"reading LINE do" and grep problems

I have two files.

file1.txt: Afghans Africans Alaskans ... 

where file2.txt contains the output from wget on the web page, so it is a big messy mess, but it contains a lot of words from the first list.

Bashcript:

 cat file1.txt | while read LINE; do grep $LINE file2.txt; done 

This did not work as expected.
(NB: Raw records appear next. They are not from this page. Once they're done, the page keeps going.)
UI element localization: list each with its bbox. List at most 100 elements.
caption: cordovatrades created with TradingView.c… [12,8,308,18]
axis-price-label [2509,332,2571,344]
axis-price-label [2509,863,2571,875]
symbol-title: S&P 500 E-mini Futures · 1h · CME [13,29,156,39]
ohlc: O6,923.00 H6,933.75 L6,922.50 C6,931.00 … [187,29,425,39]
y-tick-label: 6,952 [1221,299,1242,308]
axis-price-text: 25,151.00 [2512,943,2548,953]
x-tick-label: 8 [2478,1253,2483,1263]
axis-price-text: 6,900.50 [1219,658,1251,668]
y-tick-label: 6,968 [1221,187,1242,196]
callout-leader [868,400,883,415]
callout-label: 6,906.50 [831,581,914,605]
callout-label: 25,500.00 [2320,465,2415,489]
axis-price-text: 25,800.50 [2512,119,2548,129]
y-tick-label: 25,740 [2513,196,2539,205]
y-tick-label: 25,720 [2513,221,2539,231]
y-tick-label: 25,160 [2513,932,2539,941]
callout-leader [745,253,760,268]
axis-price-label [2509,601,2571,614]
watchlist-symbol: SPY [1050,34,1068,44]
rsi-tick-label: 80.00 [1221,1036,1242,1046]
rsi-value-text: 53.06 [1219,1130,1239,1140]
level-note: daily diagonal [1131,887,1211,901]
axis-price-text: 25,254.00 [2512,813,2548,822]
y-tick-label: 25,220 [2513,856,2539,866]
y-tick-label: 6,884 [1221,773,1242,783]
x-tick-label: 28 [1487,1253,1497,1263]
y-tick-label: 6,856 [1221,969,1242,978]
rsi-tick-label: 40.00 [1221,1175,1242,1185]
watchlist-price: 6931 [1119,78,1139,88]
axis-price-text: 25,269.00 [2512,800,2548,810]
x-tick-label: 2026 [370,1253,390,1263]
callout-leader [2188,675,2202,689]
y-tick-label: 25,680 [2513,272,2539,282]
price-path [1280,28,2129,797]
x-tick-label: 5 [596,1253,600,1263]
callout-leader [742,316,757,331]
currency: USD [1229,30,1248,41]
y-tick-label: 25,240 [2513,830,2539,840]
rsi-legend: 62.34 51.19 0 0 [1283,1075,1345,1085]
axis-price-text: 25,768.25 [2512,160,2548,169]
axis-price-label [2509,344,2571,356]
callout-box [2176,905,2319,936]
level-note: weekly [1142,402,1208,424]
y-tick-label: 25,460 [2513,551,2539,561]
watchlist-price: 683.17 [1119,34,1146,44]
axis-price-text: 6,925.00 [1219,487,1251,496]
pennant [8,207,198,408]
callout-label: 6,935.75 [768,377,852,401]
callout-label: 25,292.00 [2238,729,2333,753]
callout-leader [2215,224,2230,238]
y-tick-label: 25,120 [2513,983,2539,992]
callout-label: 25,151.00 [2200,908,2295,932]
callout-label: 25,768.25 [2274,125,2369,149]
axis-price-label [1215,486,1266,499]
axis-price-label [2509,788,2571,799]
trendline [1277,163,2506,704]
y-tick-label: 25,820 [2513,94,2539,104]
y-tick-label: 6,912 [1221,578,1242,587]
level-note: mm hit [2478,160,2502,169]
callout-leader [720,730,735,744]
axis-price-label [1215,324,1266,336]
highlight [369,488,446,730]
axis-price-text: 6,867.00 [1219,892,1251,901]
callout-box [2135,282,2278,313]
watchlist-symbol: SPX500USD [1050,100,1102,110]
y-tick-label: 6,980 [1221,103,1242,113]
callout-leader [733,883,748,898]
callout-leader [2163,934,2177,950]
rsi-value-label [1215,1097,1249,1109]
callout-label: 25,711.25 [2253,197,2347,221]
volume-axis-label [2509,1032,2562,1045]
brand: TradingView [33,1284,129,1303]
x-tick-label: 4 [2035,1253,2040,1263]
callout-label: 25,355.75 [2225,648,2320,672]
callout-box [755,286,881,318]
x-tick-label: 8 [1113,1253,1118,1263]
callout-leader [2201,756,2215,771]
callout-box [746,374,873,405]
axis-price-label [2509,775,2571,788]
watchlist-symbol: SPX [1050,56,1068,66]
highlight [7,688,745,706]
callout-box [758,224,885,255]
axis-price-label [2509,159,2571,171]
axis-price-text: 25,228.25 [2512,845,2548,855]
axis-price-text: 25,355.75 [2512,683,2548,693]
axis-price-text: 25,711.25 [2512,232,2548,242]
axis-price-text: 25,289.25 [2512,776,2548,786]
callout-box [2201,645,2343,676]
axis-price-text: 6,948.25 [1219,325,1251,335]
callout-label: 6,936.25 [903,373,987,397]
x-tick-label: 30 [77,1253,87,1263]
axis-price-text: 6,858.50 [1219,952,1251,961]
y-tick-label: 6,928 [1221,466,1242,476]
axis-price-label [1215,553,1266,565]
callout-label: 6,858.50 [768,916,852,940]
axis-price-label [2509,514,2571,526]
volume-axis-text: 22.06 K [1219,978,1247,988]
I wondered why, so I repeated the $ LINE variable inside the loop and added sleep 1, so I could see what was happening:

 cat file1.txt | while read LINE; do echo $LINE; sleep 1; grep $LINE file2.txt; done 

The result looks in the terminal like this:

afghans
Africans
Alaskans
Albanians
the Americans
grep: Chinese: No such file or directory
: No such file or directory
Arabs
Arabs
Arab / East Indians
: No such file or directory
Argentinans
Armenians
Asian
Asian Indians
: No such file or directory
file2.txt: Asian Naruto
...

So you can see that he finally found the word "Asian". But why does he say:

No such file or directory

?

Is there something strange or am I missing something?

+4
source share
5 answers

@OP, use dos2unix first as recommended. Then use awk

 awk 'FNR==NR{a[$1];next}{ for(i=1;i<=NF;i++){ if($i in a) {print $i} } } ' file1 file2_wget 

Note: using a while and grep loop inside a loop is inefficient, since for each iteration you need to call grep in file2.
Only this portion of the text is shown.